The 46 states party to the agreement will have received an estimated total of $24.2 billion in their respective fiscal years for 2003 and 2004, according to a report from the Government Accountability Office. The states allocated a combined $60 million of the proceeds in 2003 to reserve or rainy-day funds and plan to allocate $40 million in 2004, figures the GAO report rounds to zero. In fiscal 2001, the states allocated an aggregate 5% to such funds, and in 2002, 1%.
In all, states reported they received about $12.8 billion in tobacco settlement money and related securitized proceeds in fiscal year 2003 and expected to receive about $11.4 billion in fiscal year 2004.
"Over the three prior years — fiscal years 2000, 2001, and 2002 — states also reported receiving a total of about $24 billion," the report noted. "These amounts include payments from tobacco companies and, for some states, the proceeds of the sale of bonds backed by payments tobacco companies will make in the future (securitized proceeds)," the report noted.
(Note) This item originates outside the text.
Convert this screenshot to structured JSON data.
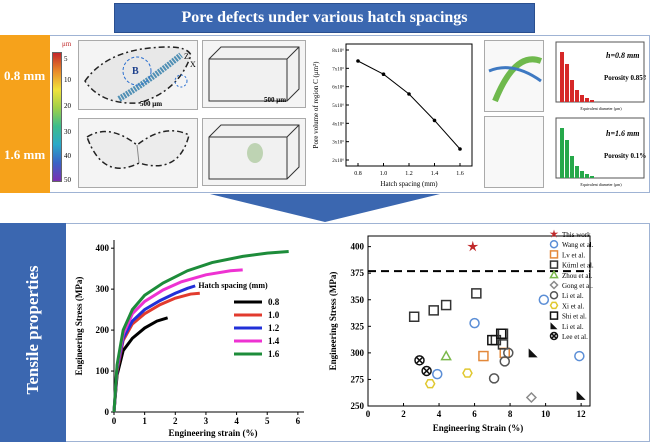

The portion of the payment states allocate to meeting budget shortfalls is expected to increase to an aggregate 54% in fiscal 2004, from 36% the previous fiscal year. Allocations for debt service on states' securitized proceeds are expected to increase to 7% in fiscal 2004, from about 2% the previous fiscal year. And the states' allocation to health-related programs is expected to decline to 17% in 2004, from 24% in fiscal 2003.